Che la delicata situazione richiedesse prudenza e pazienza l'aveva già spiegato il ministro degli Esteri Antonio Tajani, che in un'intervista al Messaggero ha ribadito ieri come lui e il governo stiano «facendo tutto quanto in nostro potere», condannando ancora come «indegne» le immagini di Ilaria in catene, invitando Budapest a «rispettare i diritti dei detenuti» e augurandosi, lui per primo, che «le parole del presidente Mattarella siano d'aiuto». Ma per il resto, insiste il titolare della Farnesina, «di certo non aiuta politicizzare la vicenda». E la presa di posizione di Roberto, invece, è stata inevitabilmente strumentalizzata politicamente da chi non disdegna di attaccare l'esecutivo anche per il caso Salis.

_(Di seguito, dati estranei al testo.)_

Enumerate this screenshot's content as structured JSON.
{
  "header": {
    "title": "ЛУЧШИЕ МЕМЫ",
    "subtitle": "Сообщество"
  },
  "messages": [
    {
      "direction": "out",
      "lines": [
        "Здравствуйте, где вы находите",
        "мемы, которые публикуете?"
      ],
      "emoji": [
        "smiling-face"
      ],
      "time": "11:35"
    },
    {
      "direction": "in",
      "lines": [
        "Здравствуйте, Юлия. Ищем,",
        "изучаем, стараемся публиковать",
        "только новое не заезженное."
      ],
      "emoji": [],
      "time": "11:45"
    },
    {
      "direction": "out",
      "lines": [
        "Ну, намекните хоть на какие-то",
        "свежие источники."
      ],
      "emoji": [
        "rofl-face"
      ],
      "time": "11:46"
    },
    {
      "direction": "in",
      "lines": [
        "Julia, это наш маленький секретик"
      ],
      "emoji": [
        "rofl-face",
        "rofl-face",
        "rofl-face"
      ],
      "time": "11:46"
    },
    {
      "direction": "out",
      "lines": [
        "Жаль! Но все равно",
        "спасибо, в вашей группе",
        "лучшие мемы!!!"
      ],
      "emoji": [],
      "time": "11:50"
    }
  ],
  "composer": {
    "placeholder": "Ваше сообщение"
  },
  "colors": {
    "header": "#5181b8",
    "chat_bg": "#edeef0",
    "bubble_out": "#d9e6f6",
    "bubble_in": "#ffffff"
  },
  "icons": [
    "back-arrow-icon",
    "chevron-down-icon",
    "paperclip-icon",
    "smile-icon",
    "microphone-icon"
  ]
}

Proprio Tajani evoca i movimenti nell'ombra dell'esecutivo, diplomatici e forse non solo, visto che nell'intervista il ministro rispolvera casi come quelli di Patrick Zaki o Alessia Piperno, riportati in Italia da Egitto e Iran grazie al lavoro congiunto di feluche e intelligence. Il caso di Ilaria, per Tajani, è più complicato in quanto la donna «è in attesa di giudizio». E pure l'ipotesi dem di candidarla alle europee non sembra convincere Tajani. Idea legittima, per il ministro, che però teme che l'iniziativa possa «inasprire lo scontro con le autorità ungheresi» e rendere più difficile il lavoro del governo.

Deluso, ovviamente, dalla decisione del tribunale ungherese di giovedì, ma più che mai determinato a risolvere positivamente il caso.